I assume you got warning about integer loosing precision in assignment due to implicit cast from 64-bit to 32-bit. And you "fixed" it by adding explict (DWORD) cast. That's the mistake. Never add such casts if you don't immediately see why its needed. Such warnings are good indications about potential error.
I should double check my warnings then because I did not receive a warning on compile. When I get back home I'll play around with it a little more and see what I get. Thanks for the swift reply!
you can enable most compiler warnings with /W4 or /Wall

The default compile settings are pretty lenient with that a bit too lenient IMO.
Oh, only IDE created projects have set warning level by default.
If you are compiling in command-line without setting any warning level, then you won't see it.

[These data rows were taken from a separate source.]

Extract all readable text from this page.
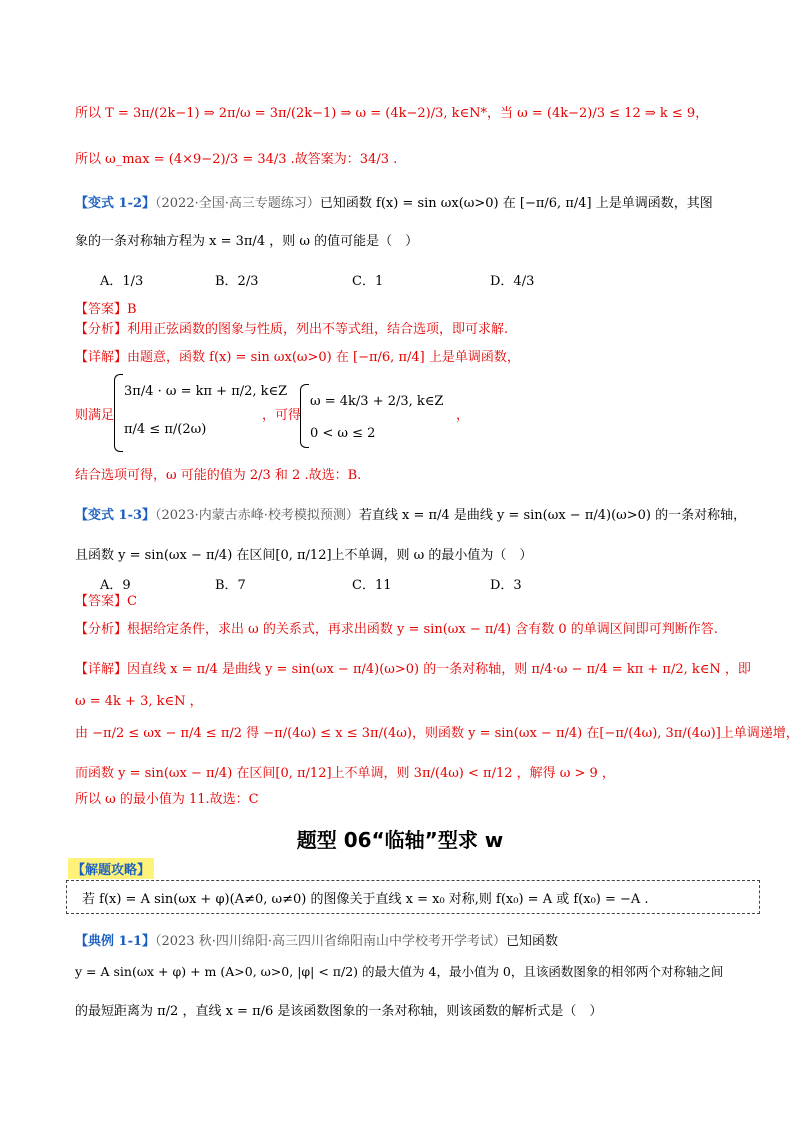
所以 T = 3π/(2k−1) ⇒ 2π/ω = 3π/(2k−1) ⇒ ω = (4k−2)/3, k∈N*，当 ω = (4k−2)/3 ≤ 12 ⇒ k ≤ 9，
所以 ω_max = (4×9−2)/3 = 34/3 .故答案为：34/3 .
【变式 1-2】（2022·全国·高三专题练习）已知函数 f(x) = sin ωx(ω>0) 在 [−π/6, π/4] 上是单调函数，其图
象的一条对称轴方程为 x = 3π/4 ，则 ω 的值可能是（　）
A．1/3	B．2/3	C．1	D．4/3
【答案】B
【分析】利用正弦函数的图象与性质，列出不等式组，结合选项，即可求解.
【详解】由题意，函数 f(x) = sin ωx(ω>0) 在 [−π/6, π/4] 上是单调函数，
则满足
3π/4 · ω = kπ + π/2, k∈Z
π/4 ≤ π/(2ω)
，可得
ω = 4k/3 + 2/3, k∈Z
0 < ω ≤ 2
，
结合选项可得，ω 可能的值为 2/3 和 2 .故选：B.
【变式 1-3】（2023·内蒙古赤峰·校考模拟预测）若直线 x = π/4 是曲线 y = sin(ωx − π/4)(ω>0) 的一条对称轴，
且函数 y = sin(ωx − π/4) 在区间[0, π/12]上不单调，则 ω 的最小值为（　）
A．9	B．7	C．11	D．3
【答案】C
【分析】根据给定条件，求出 ω 的关系式，再求出函数 y = sin(ωx − π/4) 含有数 0 的单调区间即可判断作答.
【详解】因直线 x = π/4 是曲线 y = sin(ωx − π/4)(ω>0) 的一条对称轴，则 π/4·ω − π/4 = kπ + π/2, k∈N ，即
ω = 4k + 3, k∈N ，
由 −π/2 ≤ ωx − π/4 ≤ π/2 得 −π/(4ω) ≤ x ≤ 3π/(4ω)，则函数 y = sin(ωx − π/4) 在[−π/(4ω), 3π/(4ω)]上单调递增，
而函数 y = sin(ωx − π/4) 在区间[0, π/12]上不单调，则 3π/(4ω) < π/12 ，解得 ω > 9 ，
所以 ω 的最小值为 11.故选：C
题型 06“临轴”型求 w
【解题攻略】
若 f(x) = A sin(ωx + φ)(A≠0, ω≠0) 的图像关于直线 x = x₀ 对称,则 f(x₀) = A 或 f(x₀) = −A .
【典例 1-1】（2023 秋·四川绵阳·高三四川省绵阳南山中学校考开学考试）已知函数
y = A sin(ωx + φ) + m (A>0, ω>0, |φ| < π/2) 的最大值为 4，最小值为 0，且该函数图象的相邻两个对称轴之间
的最短距离为 π/2 ，直线 x = π/6 是该函数图象的一条对称轴，则该函数的解析式是（　）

With "default" warning level W3 which is set for IDE created projects you should see this warning: https://godbolt.org/g/zuNt2N
Okay, so I double checked ya'lls suggestions and tried playing around witht eh conversions a little bit more. I think what has me confused is in Casey's copy for the day he casts everything the same way I was and on the stream video it works prefectly fine for him. Hover both my copies and his copy crash when it gets to teh "writefile" on the beginrecordinginput fuction. Its almost like it can't do the actual 64-bit math. I've double checked already that I have all c/c++ related stuff installed on Visual Studios 2015.
...... Well then.
So I decided to delete the old test.oui and loop_edit.hmi files just for giggles... and it appears to be working correctly now.

Not sure I understand why that's the case quite yet. But Very much appreciate the quick responses!
Casey allocates only 1GB for transient storage. That's why casting for him works fine. 1GB+64MB is less than 2**32.